Enough of that. It’s true that the witches, in both their scenes, are so absurd that something drastic needs to be done, and that Verdi said they were ‘trivial, but bizarre and original’. But this lot are routine, just what we have learnt to expect from many a modern operatic production (compare the knitting Norns in several Ring cycles). It’s true, too, as Roger Parker points out in the programme, that Macbeth (Verdi’s) is a work of mixed genres, and that dealing with the ‘fantastical’ is tricky. And Parker’s awkwardly put claim that the work is ‘constrained by the traditional literary and formal traditions of the Italian stage’ means that Macbeth is open to being flexibly treated. But there are limits and Jones neither respects them nor has discovered an idiom of seriousness or awe. Everything has to be achieved by the singing actors and the orchestra.
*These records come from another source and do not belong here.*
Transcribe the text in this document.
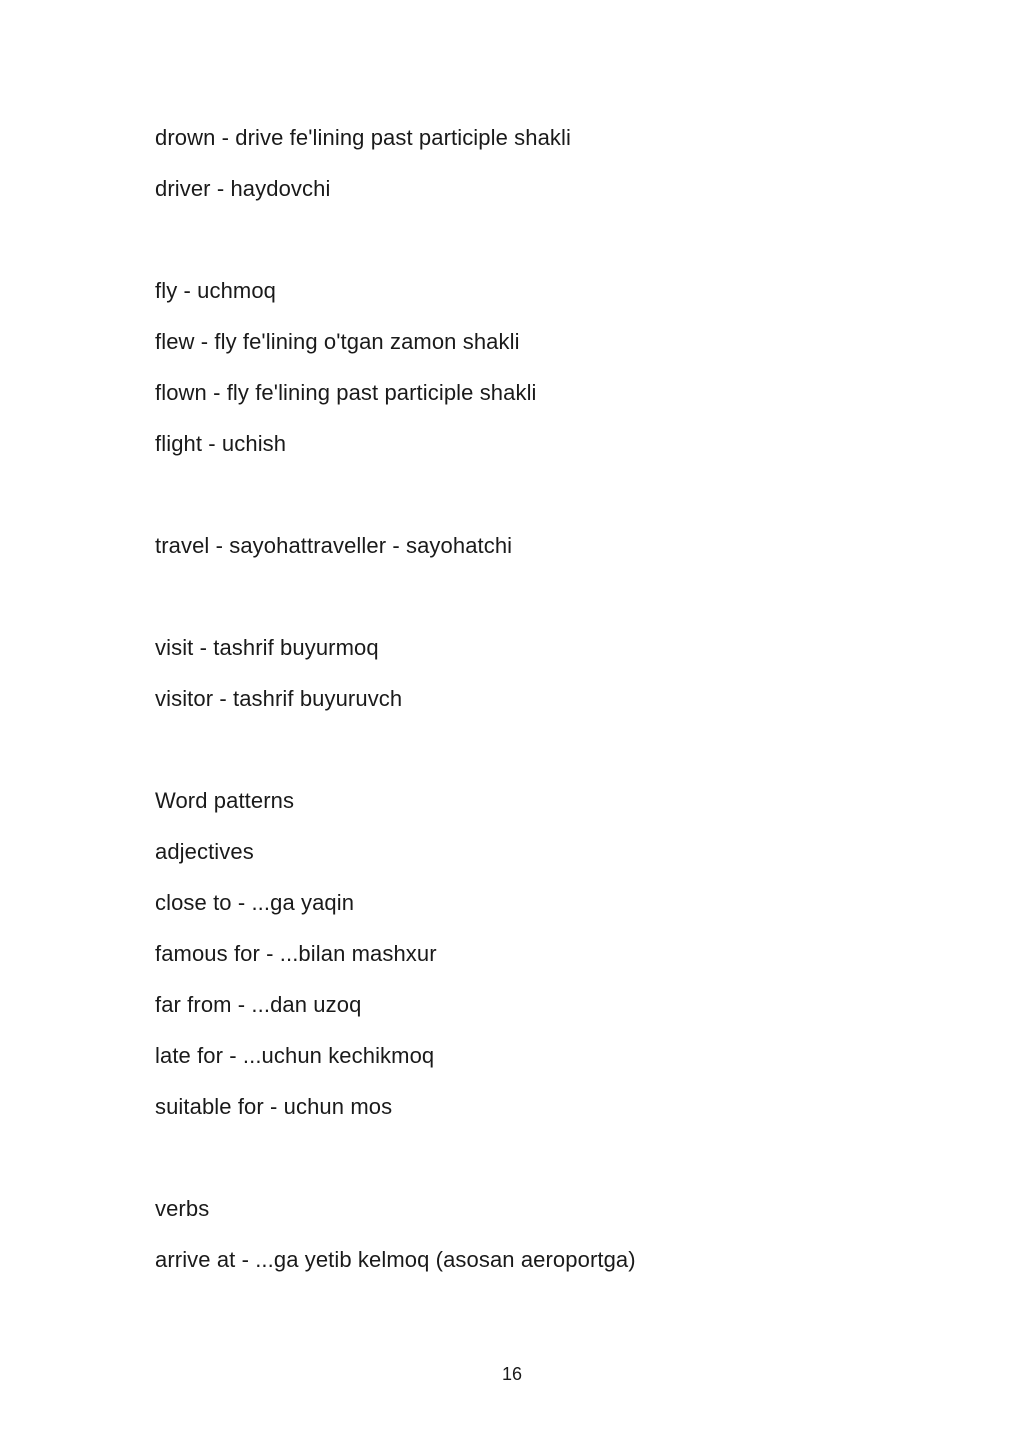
drown - drive fe'lining past participle shakli
driver - haydovchi
fly - uchmoq
flew - fly fe'lining o'tgan zamon shakli
flown - fly fe'lining past participle shakli
flight - uchish
travel - sayohattraveller - sayohatchi
visit - tashrif buyurmoq
visitor - tashrif buyuruvch
Word patterns
adjectives
close to - ...ga yaqin
famous for - ...bilan mashxur
far from - ...dan uzoq
late for - ...uchun kechikmoq
suitable for - uchun mos
verbs
arrive at - ...ga yetib kelmoq (asosan aeroportga)
16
Vladimir Jurowski has an uneven team to cope with, but gets marvellous sounds from the LPO; and he builds up big ensembles to immense effect. His Macbeth, Andrzej Dobber, makes as much of the role as the production, which nerdifies him, and Verdi, who seems to have felt some uncertainty about him, allow. The major musical disappointment is the Lady of Sylvie Valayre, a distinguished artist who on the opening night seemed ill at ease throughout, always underpowered; instead of the grandly tragic bfindisi with which the Lady tries to hoist the guests’ spirits at the banquet, she twittered; and in the Sleepwalking scene she wobbled and squalled, as she had tended to do earlier. None of the other singers made a strong impression, but it’s not easy for them to do so even under the most favourable conditions in this opera. The exiles’ scene was the only one which was in all respects adequate, with Verdi’s noble patriotism carrying the day — a good job Wagner didn’t write such a scene, or he would be accused of starting both world wars. It was a wretched evening; I felt more miserable than enraged.
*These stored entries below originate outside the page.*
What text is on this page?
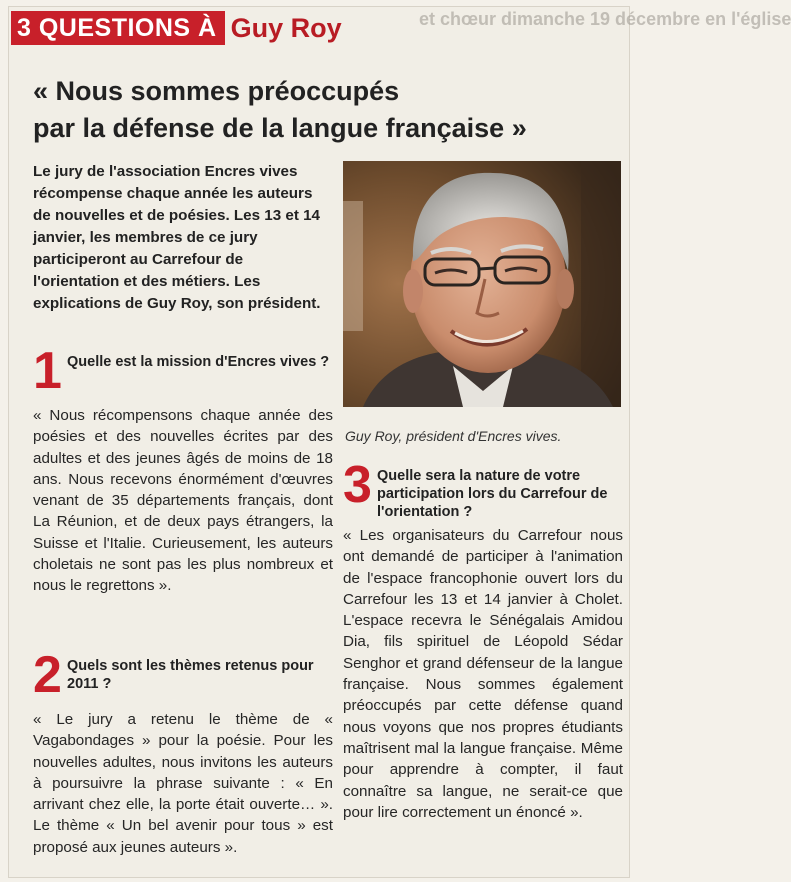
et chœur dimanche 19 décembre en l'église
3 QUESTIONS À Guy Roy
« Nous sommes préoccupés
par la défense de la langue française »
Le jury de l'association Encres vives récompense chaque année les auteurs de nouvelles et de poésies. Les 13 et 14 janvier, les membres de ce jury participeront au Carrefour de l'orientation et des métiers. Les explications de Guy Roy, son président.
Guy Roy, président d'Encres vives.
1 Quelle est la mission d'Encres vives ?
« Nous récompensons chaque année des poésies et des nouvelles écrites par des adultes et des jeunes âgés de moins de 18 ans. Nous recevons énormément d'œuvres venant de 35 départements français, dont La Réunion, et de deux pays étrangers, la Suisse et l'Italie. Curieusement, les auteurs choletais ne sont pas les plus nombreux et nous le regrettons ».
2 Quels sont les thèmes retenus pour 2011 ?
« Le jury a retenu le thème de « Vagabondages » pour la poésie. Pour les nouvelles adultes, nous invitons les auteurs à poursuivre la phrase suivante : « En arrivant chez elle, la porte était ouverte… ». Le thème « Un bel avenir pour tous » est proposé aux jeunes auteurs ».
3 Quelle sera la nature de votre participation lors du Carrefour de l'orientation ?
« Les organisateurs du Carrefour nous ont demandé de participer à l'animation de l'espace francophonie ouvert lors du Carrefour les 13 et 14 janvier à Cholet. L'espace recevra le Sénégalais Amidou Dia, fils spirituel de Léopold Sédar Senghor et grand défenseur de la langue française. Nous sommes également préoccupés par cette défense quand nous voyons que nos propres étudiants maîtrisent mal la langue française. Même pour apprendre à compter, il faut connaître sa langue, ne serait-ce que pour lire correctement un énoncé ».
My spring Handel season ended much more happily, with staged concert accounts of two works of enchantment. At St John’s Smith Square Mozart’s orchestration of Acis and Galatea was well performed by Bampton Classical Opera. After a rather uncertain start, the London Mozart Players under Richard Dickins played warmly and energetically, and the four soloists, young professionals, all did their roles justice; the Polyphemus of Vojtech Safarik, a Czech bass, was outstanding both as a stage presence and in full-bodied, rich singing. I look forward to his Osmin. Acis is by Handelian standards a short work, at about two hours. Yet it struck me, as in various degrees all the eight Handel operas I’ve seen in the last few weeks have, as somewhat diffuse. Handel is almost always eloquent, but it isn’t clear that he needs to say as much as he does to convey what he wants to, what is needed by the drama.

And the last work, Amadigi di Gaula, an early opera, the latest in the Barbican’s series, confirmed that — though it is a lovely piece and has gorgeous arias, as always, of longing, regret, loss, triumph and vindictiveness. Christopher Hogwood conducted with all his veteran wisdom, and Simone Kermes, when she struck form, was wicked as the besotted and unsuccessful sorceress Melissa. Even so, succinctness seems to me a virtue the composer didn’t possess.